Mapping Fractional Tree Mortality and Tree Cover at Global Scale Using Sentinel-1 and 2

In the wake of extreme heat and drought events, excess tree mortality is increasing globally. While forest inventories provide valuable data for geolocating tree mortality, they are sparse and do not identify individual tree mortality. Aerial data captured by drones and airplanes provide precise centimeter-scale imagery that can be used to map individual tree mortality and fractional forest cover. The deadtrees.earth platform provides a comprehensive archive of annotated high-resolution orthoimages captured around the globe for different ecosystems and biomes. By using the imagery from deadtrees.earth, it is possible to detect and predict individual tree mortality and forest cover using high-resolution RGB orthoimagery at the regional scale. Here we present a methodology that allows generating global maps of tree mortality and fractional cover using satellite imagery from high-resolution aerial  orthoimagery. 

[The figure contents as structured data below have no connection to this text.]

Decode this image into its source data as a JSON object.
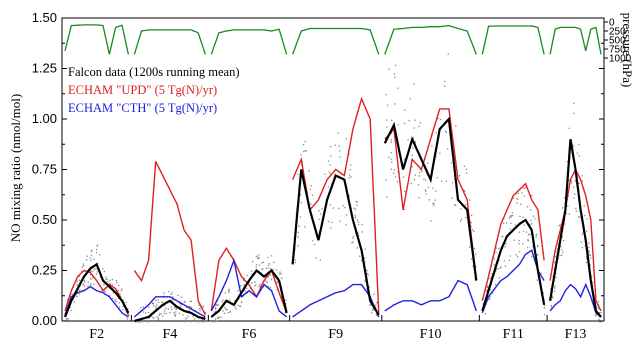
{
  "chart_data": {
    "type": "line",
    "title": "",
    "ylabel": "NO mixing ratio (nmol/mol)",
    "ylabel_right": "pressure (hPa)",
    "ylim": [
      0,
      1.5
    ],
    "yticks": [
      "0.00",
      "0.25",
      "0.50",
      "0.75",
      "1.00",
      "1.25",
      "1.50"
    ],
    "pressure_ticks": [
      "0",
      "250",
      "500",
      "750",
      "1000"
    ],
    "pressure_lim": [
      0,
      1000
    ],
    "grid": false,
    "legend_position": "upper-left",
    "legend": [
      {
        "label": "Falcon data (1200s running mean)",
        "color": "#000000"
      },
      {
        "label": "ECHAM \"UPD\" (5 Tg(N)/yr)",
        "color": "#e02020"
      },
      {
        "label": "ECHAM \"CTH\" (5 Tg(N)/yr)",
        "color": "#2020e0"
      }
    ],
    "flights": [
      {
        "name": "F2",
        "upd": [
          0.05,
          0.15,
          0.22,
          0.25,
          0.24,
          0.2,
          0.15,
          0.18,
          0.16,
          0.1,
          0.03
        ],
        "cth": [
          0.03,
          0.12,
          0.14,
          0.15,
          0.17,
          0.15,
          0.14,
          0.12,
          0.08,
          0.04,
          0.02
        ],
        "falcon": [
          0.02,
          0.1,
          0.16,
          0.22,
          0.26,
          0.28,
          0.2,
          0.17,
          0.14,
          0.1,
          0.04
        ],
        "pressure": [
          800,
          100,
          90,
          80,
          80,
          80,
          100,
          900,
          150,
          90,
          900
        ]
      },
      {
        "name": "F4",
        "upd": [
          0.25,
          0.2,
          0.3,
          0.79,
          0.72,
          0.65,
          0.58,
          0.45,
          0.4,
          0.1,
          0.03
        ],
        "cth": [
          0.02,
          0.05,
          0.08,
          0.12,
          0.12,
          0.12,
          0.1,
          0.08,
          0.06,
          0.04,
          0.02
        ],
        "falcon": [
          0.0,
          0.01,
          0.02,
          0.05,
          0.08,
          0.1,
          0.07,
          0.05,
          0.04,
          0.02,
          0.01
        ],
        "pressure": [
          900,
          250,
          220,
          220,
          220,
          220,
          220,
          220,
          220,
          300,
          900
        ]
      },
      {
        "name": "F6",
        "upd": [
          0.05,
          0.3,
          0.36,
          0.3,
          0.22,
          0.18,
          0.12,
          0.2,
          0.25,
          0.14,
          0.04
        ],
        "cth": [
          0.05,
          0.12,
          0.2,
          0.3,
          0.12,
          0.15,
          0.12,
          0.18,
          0.15,
          0.05,
          0.02
        ],
        "falcon": [
          0.02,
          0.05,
          0.1,
          0.08,
          0.14,
          0.2,
          0.25,
          0.22,
          0.25,
          0.2,
          0.04
        ],
        "pressure": [
          900,
          300,
          250,
          220,
          220,
          220,
          220,
          220,
          250,
          200,
          900
        ]
      },
      {
        "name": "F9",
        "upd": [
          0.7,
          0.8,
          0.55,
          0.6,
          0.7,
          0.75,
          0.72,
          0.95,
          1.1,
          1.0,
          0.04
        ],
        "cth": [
          0.02,
          0.05,
          0.08,
          0.1,
          0.12,
          0.14,
          0.15,
          0.18,
          0.18,
          0.12,
          0.02
        ],
        "falcon": [
          0.28,
          0.75,
          0.55,
          0.4,
          0.6,
          0.72,
          0.7,
          0.5,
          0.35,
          0.1,
          0.03
        ],
        "pressure": [
          900,
          250,
          180,
          180,
          180,
          180,
          180,
          180,
          180,
          220,
          900
        ]
      },
      {
        "name": "F10",
        "upd": [
          0.9,
          0.95,
          0.55,
          0.8,
          0.75,
          0.9,
          1.05,
          1.05,
          0.7,
          0.6,
          0.2
        ],
        "cth": [
          0.05,
          0.08,
          0.1,
          0.1,
          0.08,
          0.1,
          0.1,
          0.12,
          0.2,
          0.18,
          0.05
        ],
        "falcon": [
          0.88,
          0.97,
          0.75,
          0.9,
          0.8,
          0.7,
          0.95,
          1.0,
          0.6,
          0.55,
          0.2
        ],
        "pressure": [
          900,
          200,
          180,
          150,
          150,
          130,
          130,
          100,
          180,
          250,
          900
        ]
      },
      {
        "name": "F11",
        "upd": [
          0.1,
          0.22,
          0.35,
          0.48,
          0.55,
          0.62,
          0.65,
          0.68,
          0.6,
          0.55,
          0.3
        ],
        "cth": [
          0.04,
          0.12,
          0.16,
          0.2,
          0.22,
          0.25,
          0.28,
          0.33,
          0.35,
          0.25,
          0.2
        ],
        "falcon": [
          0.05,
          0.15,
          0.25,
          0.35,
          0.42,
          0.45,
          0.48,
          0.5,
          0.45,
          0.25,
          0.08
        ],
        "pressure": [
          900,
          120,
          110,
          110,
          110,
          110,
          110,
          110,
          110,
          150,
          900
        ]
      },
      {
        "name": "F13",
        "upd": [
          0.2,
          0.35,
          0.45,
          0.55,
          0.7,
          0.75,
          0.7,
          0.62,
          0.5,
          0.1,
          0.05
        ],
        "cth": [
          0.05,
          0.08,
          0.1,
          0.15,
          0.18,
          0.16,
          0.12,
          0.18,
          0.12,
          0.04,
          0.02
        ],
        "falcon": [
          0.1,
          0.25,
          0.4,
          0.55,
          0.9,
          0.75,
          0.55,
          0.4,
          0.2,
          0.05,
          0.02
        ],
        "pressure": [
          900,
          200,
          150,
          150,
          150,
          150,
          200,
          800,
          200,
          150,
          900
        ]
      }
    ]
  }
}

The Sentinel-2 satellite fleet, equipped with the MultiSpectral Instrument (MSI), covers the entire Earth within five days at spatial resolutions ranging from 10 m to 60 m. The Sentinel-1 satellite fleet offers global temporally continuous radar coverage that penetrates clouds.  Tree mortality and forest cover reference data in diverse ecosystems is obtained by using multiple segmentation models on the globally distributed high-resolution aerial orthoimagery database deadtrees.earth. Spatio-temporal signatures of Sentinel 1/2 satellites are then translated into forest properties by using novel Transformer architectures. In this study, we highlight how to map the share of standing deadwood and forest cover at 10 m resolution annually, generalizing to all ecosystems. This will enable us to map tree mortality and forest cover at a global scale at a new level of precision.